The top 10 clients contributed Rs 409.08 crore (85.23%) in the six months ended September 30, 2025; Rs 718.24 crore (80.43%) in FY25; Rs 376.07 crore (73.69%) in FY24; and Rs 138.70 crore (54.28%) in FY23 to the total revenue. Further, revenue from the top client alone contributed Rs 507.69 crore (56.85%) in FY25, indicating significant customer concentration. Any inability to retain such clients or a substantial reduction in their engagements may adversely impact the company’s business and financial condition.

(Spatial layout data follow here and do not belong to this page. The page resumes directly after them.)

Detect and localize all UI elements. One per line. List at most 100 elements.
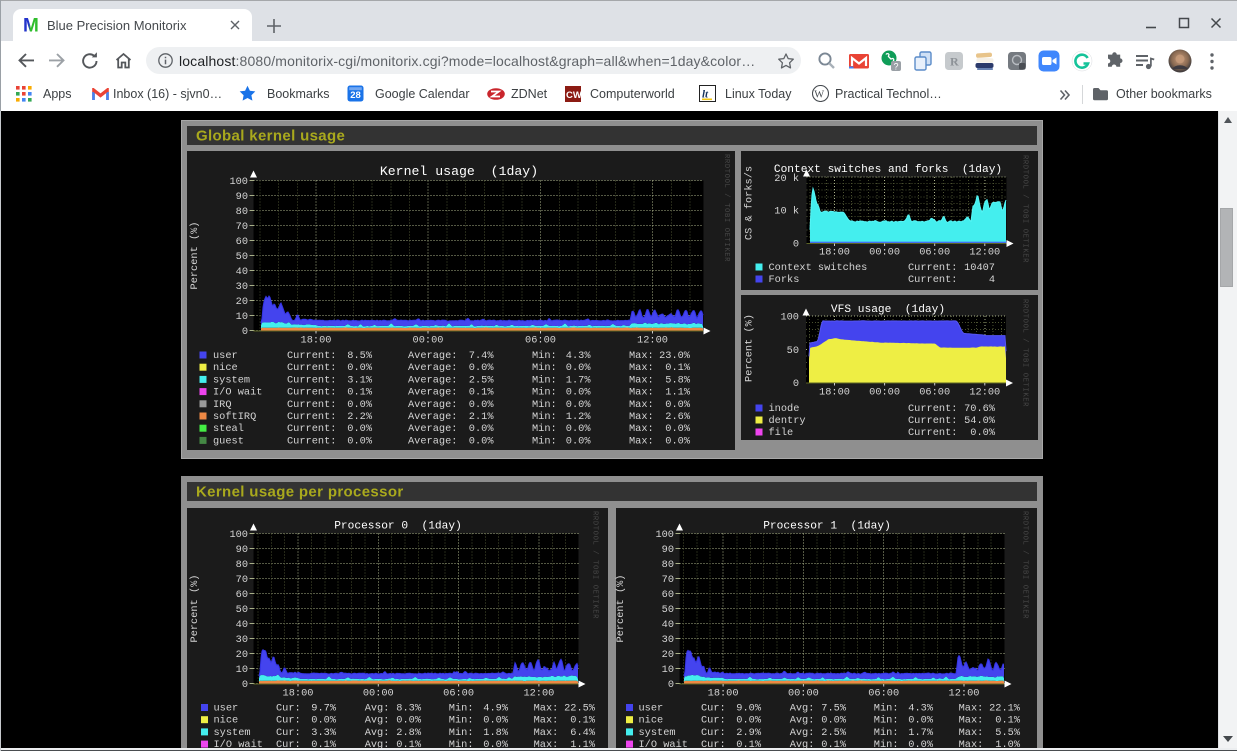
svg-text:R: R xyxy=(950,55,959,69)
svg-text:Current:: Current: xyxy=(908,415,957,427)
svg-text:54.0%: 54.0% xyxy=(964,415,996,427)
svg-text:0.1%: 0.1% xyxy=(469,387,495,399)
svg-text:Percent (%): Percent (%) xyxy=(615,575,627,643)
svg-text:Context switches: Context switches xyxy=(769,262,868,274)
svg-text:Current:: Current: xyxy=(287,435,336,447)
svg-text:Cur:: Cur: xyxy=(701,727,726,739)
svg-text:system: system xyxy=(214,727,251,739)
svg-text:CW: CW xyxy=(566,90,581,101)
svg-text:0.0%: 0.0% xyxy=(665,399,691,411)
svg-text:1.8%: 1.8% xyxy=(483,727,509,739)
svg-text:?: ? xyxy=(894,62,899,72)
svg-text:8.3%: 8.3% xyxy=(396,703,422,715)
svg-text:28: 28 xyxy=(350,90,361,101)
svg-text:0.0%: 0.0% xyxy=(469,423,495,435)
svg-text:4.9%: 4.9% xyxy=(483,703,509,715)
svg-text:0: 0 xyxy=(242,326,248,338)
svg-text:inode: inode xyxy=(769,403,800,415)
svg-text:Avg:: Avg: xyxy=(365,715,390,727)
svg-text:3.3%: 3.3% xyxy=(311,727,337,739)
svg-text:Min:: Min: xyxy=(874,703,899,715)
svg-text:0.0%: 0.0% xyxy=(347,423,373,435)
svg-text:5.5%: 5.5% xyxy=(995,727,1021,739)
svg-text:softIRQ: softIRQ xyxy=(213,411,256,423)
svg-text:Current:: Current: xyxy=(908,427,957,439)
svg-text:50: 50 xyxy=(236,251,248,263)
svg-text:Min:: Min: xyxy=(532,411,557,423)
svg-text:system: system xyxy=(213,374,250,386)
svg-text:100: 100 xyxy=(780,312,799,324)
svg-text:18:00: 18:00 xyxy=(819,247,850,259)
svg-text:0.0%: 0.0% xyxy=(821,715,847,727)
svg-text:Min:: Min: xyxy=(874,727,899,739)
svg-text:Max:: Max: xyxy=(629,435,654,447)
svg-text:1.1%: 1.1% xyxy=(665,387,691,399)
svg-text:00:00: 00:00 xyxy=(788,688,819,700)
svg-text:0.0%: 0.0% xyxy=(566,399,592,411)
svg-text:Average:: Average: xyxy=(408,423,457,435)
svg-text:0: 0 xyxy=(668,679,674,691)
svg-text:I/O wait: I/O wait xyxy=(213,387,262,399)
svg-text:Average:: Average: xyxy=(408,411,457,423)
svg-text:Percent (%): Percent (%) xyxy=(189,575,201,643)
svg-text:80: 80 xyxy=(662,559,674,571)
svg-text:Max:: Max: xyxy=(629,411,654,423)
svg-text:10: 10 xyxy=(236,311,248,323)
svg-text:00:00: 00:00 xyxy=(363,688,394,700)
svg-text:9.0%: 9.0% xyxy=(736,703,762,715)
svg-text:22.5%: 22.5% xyxy=(564,703,596,715)
svg-text:Max:: Max: xyxy=(534,703,559,715)
svg-text:Cur:: Cur: xyxy=(276,727,301,739)
svg-text:4: 4 xyxy=(989,274,995,286)
svg-text:Max:: Max: xyxy=(629,399,654,411)
svg-text:Cur:: Cur: xyxy=(701,703,726,715)
svg-text:6.4%: 6.4% xyxy=(570,727,596,739)
svg-text:0: 0 xyxy=(793,378,799,390)
svg-text:0.0%: 0.0% xyxy=(347,362,373,374)
svg-text:Processor 0 (1day): Processor 0 (1day) xyxy=(334,521,462,533)
svg-text:Average:: Average: xyxy=(408,435,457,447)
svg-text:8.5%: 8.5% xyxy=(347,350,373,362)
svg-text:CS & forks/s: CS & forks/s xyxy=(744,166,756,240)
svg-text:12:00: 12:00 xyxy=(637,335,668,347)
svg-text:100: 100 xyxy=(655,529,674,541)
svg-text:18:00: 18:00 xyxy=(708,688,739,700)
svg-text:100: 100 xyxy=(229,529,248,541)
svg-text:10 k: 10 k xyxy=(774,206,799,218)
svg-text:Min:: Min: xyxy=(532,387,557,399)
svg-text:Cur:: Cur: xyxy=(701,715,726,727)
svg-text:Current:: Current: xyxy=(287,362,336,374)
svg-text:steal: steal xyxy=(213,423,244,435)
svg-text:Min:: Min: xyxy=(532,399,557,411)
svg-text:60: 60 xyxy=(236,589,248,601)
svg-text:RRDTOOL / TOBI OETIKER: RRDTOOL / TOBI OETIKER xyxy=(591,511,599,619)
svg-text:user: user xyxy=(213,350,238,362)
svg-text:nice: nice xyxy=(639,715,664,727)
svg-text:Max:: Max: xyxy=(534,727,559,739)
svg-text:06:00: 06:00 xyxy=(525,335,556,347)
svg-text:Avg:: Avg: xyxy=(790,703,815,715)
svg-text:06:00: 06:00 xyxy=(919,247,950,259)
svg-text:Avg:: Avg: xyxy=(790,715,815,727)
svg-text:0.1%: 0.1% xyxy=(570,715,596,727)
svg-text:Kernel usage (1day): Kernel usage (1day) xyxy=(380,164,538,179)
svg-text:Kernel usage per processor: Kernel usage per processor xyxy=(196,484,404,501)
svg-text:0: 0 xyxy=(242,679,248,691)
svg-text:80: 80 xyxy=(236,206,248,218)
svg-text:Current:: Current: xyxy=(287,411,336,423)
svg-text:0.0%: 0.0% xyxy=(566,423,592,435)
svg-text:0.1%: 0.1% xyxy=(347,387,373,399)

The company reported negative cash flow from operating activities of Rs 16.34 crore and Rs 21.88 crore in the six months ended September 30, 2025, and FY25, respectively, and negative cash flow from investing activities of Rs 12.31 crore and Rs 34.27 crore in the six months ended September 30, 2025, and FY24, respectively. Sustained cash outflows could strain its ability to meet debt obligations, maintain healthy interest and debt service coverage ratios, and provide performance guarantees for bids, potentially weighing on its business operations and growth prospects.
As disclosed in the prospectus, there are pending criminal, tax, statutory, and civil proceedings involving the company, including 2 criminal and 2 tax proceedings initiated by the company, 81 statutory or regulatory proceedings against the company, and 3 material civil litigations. Any adverse outcome of the ongoing legal proceedings involving the company may increase expenses and liabilities, thereby adversely affecting the company’s business and results of operations.
The ROCE stood at 32.05% in FY23, declined to 26.92% in FY24, and improved to 40.77% in FY25. Any further decline in ROCE, including due to an increase in unbilled receivables — which rose from Rs 15.33 crore as of FY24, to Rs 29.59 crore as of FY25 — may adversely affect the company’s ability to efficiently utilise capital and generate sustainable returns.
As of January 15, 2026, the company had outstanding financial indebtedness of Rs 140.63 crore. Any failure to service or repay these loans can harm the company’s operations and financial position.